「もうやめにしよ!思い出すのは!」
夏奈ちゃんの言葉に激しくうなずいた。
……だって、思い出してもお互いが恥ずかしさでいたたまれなくなるだけだもん。
「そーいえばさぁ、ひまりに聞きたかったことあるんだよね」
「んー?なぁに?」
夏奈ちゃんのその口ぶりじゃ、
結構前から聞きたかった、って感じがする。
「ひまりって、どーしてそんなに棚橋くんの彼女になりたいの?」
なんだ、そんなことかぁ。
……そういえば、みっくんに避けられ始めてからずっと夏奈ちゃんにアレコレ相談してたけど、理由は言ったことなかったのかな。

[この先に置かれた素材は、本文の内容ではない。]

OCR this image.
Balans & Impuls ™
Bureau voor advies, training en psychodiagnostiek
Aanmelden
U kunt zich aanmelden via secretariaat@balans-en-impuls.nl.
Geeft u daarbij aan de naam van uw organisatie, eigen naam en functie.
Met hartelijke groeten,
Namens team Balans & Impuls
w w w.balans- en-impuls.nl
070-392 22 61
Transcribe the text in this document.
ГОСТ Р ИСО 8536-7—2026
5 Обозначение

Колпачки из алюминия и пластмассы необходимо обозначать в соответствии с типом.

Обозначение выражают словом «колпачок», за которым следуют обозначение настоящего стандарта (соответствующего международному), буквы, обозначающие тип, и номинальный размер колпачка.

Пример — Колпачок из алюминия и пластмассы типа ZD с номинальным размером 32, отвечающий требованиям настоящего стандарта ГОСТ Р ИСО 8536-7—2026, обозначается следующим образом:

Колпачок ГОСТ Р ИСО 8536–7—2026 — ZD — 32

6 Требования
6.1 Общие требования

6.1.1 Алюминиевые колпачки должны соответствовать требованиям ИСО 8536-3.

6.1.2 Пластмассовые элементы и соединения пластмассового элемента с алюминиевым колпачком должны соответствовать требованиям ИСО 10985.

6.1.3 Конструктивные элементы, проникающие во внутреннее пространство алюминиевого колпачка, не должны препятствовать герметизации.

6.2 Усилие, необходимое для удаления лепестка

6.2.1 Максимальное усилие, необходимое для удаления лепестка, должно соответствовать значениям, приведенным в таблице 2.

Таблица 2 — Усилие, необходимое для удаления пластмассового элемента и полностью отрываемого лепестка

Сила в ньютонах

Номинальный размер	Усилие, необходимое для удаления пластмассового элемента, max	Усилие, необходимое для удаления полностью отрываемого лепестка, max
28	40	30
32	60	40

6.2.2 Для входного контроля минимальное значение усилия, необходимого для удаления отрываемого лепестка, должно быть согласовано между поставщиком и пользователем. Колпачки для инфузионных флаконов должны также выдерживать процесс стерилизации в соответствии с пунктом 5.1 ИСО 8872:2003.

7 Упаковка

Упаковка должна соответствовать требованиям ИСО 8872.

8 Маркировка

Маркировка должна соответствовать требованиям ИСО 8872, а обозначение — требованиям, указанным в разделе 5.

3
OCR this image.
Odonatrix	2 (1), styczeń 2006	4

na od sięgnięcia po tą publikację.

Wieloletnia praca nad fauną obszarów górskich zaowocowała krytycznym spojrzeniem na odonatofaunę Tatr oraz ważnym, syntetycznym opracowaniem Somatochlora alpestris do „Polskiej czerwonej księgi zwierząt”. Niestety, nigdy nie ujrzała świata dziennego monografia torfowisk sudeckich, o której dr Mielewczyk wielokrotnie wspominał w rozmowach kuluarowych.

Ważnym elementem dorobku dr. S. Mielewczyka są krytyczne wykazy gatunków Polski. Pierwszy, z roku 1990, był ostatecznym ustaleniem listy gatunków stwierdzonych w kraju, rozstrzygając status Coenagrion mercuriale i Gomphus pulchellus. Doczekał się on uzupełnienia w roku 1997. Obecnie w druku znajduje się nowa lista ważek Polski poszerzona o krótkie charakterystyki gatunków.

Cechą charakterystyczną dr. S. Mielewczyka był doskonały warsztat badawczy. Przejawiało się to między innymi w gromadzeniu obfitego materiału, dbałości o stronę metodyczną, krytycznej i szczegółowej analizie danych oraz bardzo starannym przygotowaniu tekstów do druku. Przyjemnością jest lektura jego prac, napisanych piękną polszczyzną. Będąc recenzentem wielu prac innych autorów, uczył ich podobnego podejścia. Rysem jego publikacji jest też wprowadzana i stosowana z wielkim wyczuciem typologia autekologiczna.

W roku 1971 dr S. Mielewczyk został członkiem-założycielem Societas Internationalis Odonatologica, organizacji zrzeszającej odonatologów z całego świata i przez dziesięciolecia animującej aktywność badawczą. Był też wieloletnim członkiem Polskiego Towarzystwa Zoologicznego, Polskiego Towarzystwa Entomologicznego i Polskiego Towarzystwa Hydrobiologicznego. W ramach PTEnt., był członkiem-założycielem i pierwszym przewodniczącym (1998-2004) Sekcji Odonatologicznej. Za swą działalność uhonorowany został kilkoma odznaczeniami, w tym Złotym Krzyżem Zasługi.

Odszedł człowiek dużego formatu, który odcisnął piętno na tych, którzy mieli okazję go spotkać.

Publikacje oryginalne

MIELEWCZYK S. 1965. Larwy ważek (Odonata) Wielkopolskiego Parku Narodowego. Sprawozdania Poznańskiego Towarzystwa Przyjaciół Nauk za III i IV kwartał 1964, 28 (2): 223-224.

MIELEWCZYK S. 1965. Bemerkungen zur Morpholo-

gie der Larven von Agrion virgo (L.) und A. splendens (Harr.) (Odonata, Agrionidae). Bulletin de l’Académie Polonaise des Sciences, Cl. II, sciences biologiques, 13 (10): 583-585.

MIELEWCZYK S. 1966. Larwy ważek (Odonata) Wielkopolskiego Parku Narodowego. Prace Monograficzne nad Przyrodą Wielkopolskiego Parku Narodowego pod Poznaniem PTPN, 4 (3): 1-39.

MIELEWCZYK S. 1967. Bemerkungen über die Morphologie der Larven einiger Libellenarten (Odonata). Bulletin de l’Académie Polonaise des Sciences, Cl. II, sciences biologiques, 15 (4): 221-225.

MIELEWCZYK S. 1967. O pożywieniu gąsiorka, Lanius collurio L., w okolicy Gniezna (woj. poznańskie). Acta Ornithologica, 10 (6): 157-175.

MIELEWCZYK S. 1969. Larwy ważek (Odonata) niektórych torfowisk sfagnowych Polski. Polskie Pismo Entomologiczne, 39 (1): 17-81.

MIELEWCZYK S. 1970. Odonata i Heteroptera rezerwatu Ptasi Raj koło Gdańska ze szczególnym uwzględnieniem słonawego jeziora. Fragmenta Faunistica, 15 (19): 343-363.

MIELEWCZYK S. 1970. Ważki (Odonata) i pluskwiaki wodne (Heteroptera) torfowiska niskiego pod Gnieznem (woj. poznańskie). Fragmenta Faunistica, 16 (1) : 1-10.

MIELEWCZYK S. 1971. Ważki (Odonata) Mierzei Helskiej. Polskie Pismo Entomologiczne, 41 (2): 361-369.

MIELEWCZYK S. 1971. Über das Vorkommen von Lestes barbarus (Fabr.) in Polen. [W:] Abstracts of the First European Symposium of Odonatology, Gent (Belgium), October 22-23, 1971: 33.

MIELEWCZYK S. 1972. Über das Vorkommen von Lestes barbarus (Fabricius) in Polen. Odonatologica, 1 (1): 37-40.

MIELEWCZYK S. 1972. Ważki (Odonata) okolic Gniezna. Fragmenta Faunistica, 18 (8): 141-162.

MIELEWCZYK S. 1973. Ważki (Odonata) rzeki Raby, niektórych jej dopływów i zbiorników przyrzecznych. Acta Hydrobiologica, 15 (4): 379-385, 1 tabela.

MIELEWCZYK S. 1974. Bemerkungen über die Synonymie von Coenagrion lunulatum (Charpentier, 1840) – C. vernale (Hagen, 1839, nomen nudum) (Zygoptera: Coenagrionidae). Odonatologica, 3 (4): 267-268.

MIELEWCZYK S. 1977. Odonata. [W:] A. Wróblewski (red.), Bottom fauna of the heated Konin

「みっくんと前みたいに、仲良くしたいの。……一緒に登下校したいし、話したいこといっぱいあるし、名前でもう一度呼んでほしいし…いちばんは…みっくんの笑顔が見たい、から」
そう言うと、夏奈ちゃんは肩をすくめた。
「じゃあ、棚橋くんの大勢の彼女の中の1人でもいいってこと?」
「うん」
「……どうして、そんなに “彼女” にこだわるの?」
だって、みっくんは。
「みっくん、彼女には優しいんだって。……私も見たもん。だから、彼女になったら、またみっくんと仲良くできるんじゃないかなって思うの」
……幼なじみがダメなら、彼女になるしかないよね。